Он был прав. Столь наглядных пособий я еще не видел.
Если бы Инес могла укрыться за свинцовой стеной, она бы это и сделала. Кому по нраву смахивать на наглядное пособие по анатомии и отчасти физиологии? Она прямо окаменела, и если бы могла не дышать и заставить сердце остановиться, то так и поступила бы. Я так понял, что с той же силой ей не нравилось, что мы трое деликатно старались смотреть куда угодно, хоть друг на друга, но только не на нее. Уж выбрала бы, что ей сильнее не нравится: собственная прозрачность или наш сексизм!
Мы трое довольно быстро пришли в себя и начали сыпать шуточками, а она так и просидела в виде изваяния все двадцать семь минут и тринадцать секунд. Не проронив ни слова, не издав ни звука. А потом все вдруг кончилось. Сразу. Ни головной боли, ни даже малейшей дурноты, как это нередко бывает, вообще ничего. Мозг корабля сообщил нам синтезированным доброжелательным голосом, что «Брендан» вернулся в нашу Вселенную и что все системы работают в штатном режиме.
Как и требовал план полета, я в это не поверил и вновь запустил полное тестирование. Смысла в этом никакого: если корабельный мозг в порядке, то он не врет, а если он свихнулся, то нам никогда не вернуться на Землю, разве что случится чудо. Но те, кто писал план, не сбрасывали со счетов и самую малую вероятность. И знаете что? Я был им благодарен.
Отвлечься работой — вот что сейчас было мне нужнее всего. Не из-за того, что я видел себя и других членов экипажа в рентгене — эка невидаль! Из-за того, что ровно то же самое видела Инес.

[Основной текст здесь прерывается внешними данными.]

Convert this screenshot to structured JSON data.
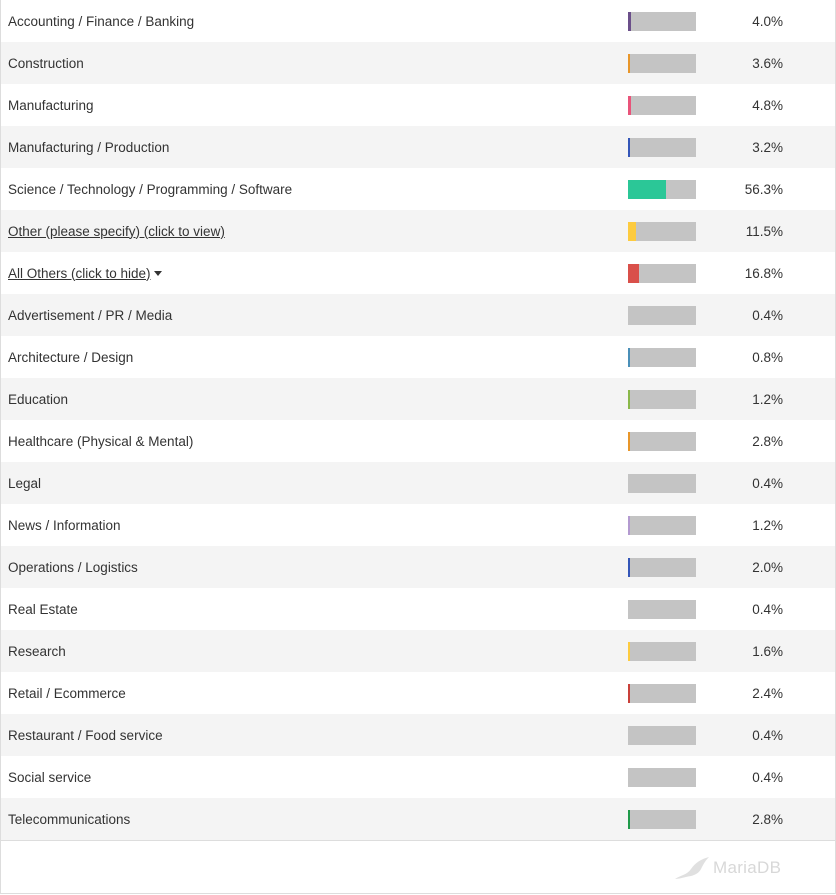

Она и раньше была ценимым земными бюрократами не в меру придирчивым командиром из тех, кто никогда не подбодрит и не пошутит, только командует, а уж теперь… Я догадывался, что будет.
И не ошибся.
Инес словно с цепи сорвалась. Неполного получаса молчания вполне хватило ей на подзарядку, а емкость батарей у нее была что надо. Вплоть до прибытия на место назначения разряды гнева и презрения так и сыпались на нас, не исключая и Ганса. А лететь пришлось полтора месяца — «Брендан» вернулся в нашу Вселенную далековато от нужной нам звезды.
Нет, Инес не кричала на нас — всего лишь помыкала нами, цедя каждое слово сквозь зубы с таким ледяным видом, словно до этого год пролежала в морозильнике. Сказать невозможно, до чего обидны были те слова — и это несмотря на то, что она ни разу не опустилась до банальных оскорблений. Права и обязанности каждого члена экспедиции она знала досконально. Особенно свои права и наши обязанности.
Последние, по ее мнению, заключались в том, чтобы выполнять работу на пять с плюсом и вечно ощущать вину: почему не на шесть?
Можно сказать, что она достигла своего. Когда я был слишком занят, мне не было трудно пропускать часть ее реплик мимо сознания. Только этим я и спасался. Ганс и Джефф страдали сильнее.
Особенно Ганс. Не в том была его проблема, что он слегка подвинулся умом, глядя на Инес, а в том, что он увидел ее насквозь в самом буквальном смысле. Со всеми внутренностями.
Другая впала бы в стыдливое смущение и скрыла его, отпустив шутку-другую, — эта обозлилась.
А на что, спрашивается? На то, что у Ганса есть глаза?
И началось.
— В следующий раз я возьму для этой работы параличного, он сделает ее быстрее.
— Шахматы? Убрать, чтобы я их не видела. Кажется, кто-то решил, что летит в отпуск?
— Что это за внешний вид? Родители тебя на помойке нашли? Нет? Значит, выкинули на помойку?
— Покраска заборов — максимум, на что вы способны, и то под руководством толкового инструктора.
Самое интересное, что даже после этого Ганс не излечился от влюбленности. На его физиономии я читал: ну, увидел я Инес на просвет, и что тут такого? Всякому, мол, известно, что у женщины, в том числе любимой, внутри имеются сердце, легкие, печень и кишки. Бьюсь об заклад, что весь этот ливер показался ему на редкость гармоничным, а изгибы кишечника — изящными. Зато и доставалось же ему от владелицы всех этих изгибов!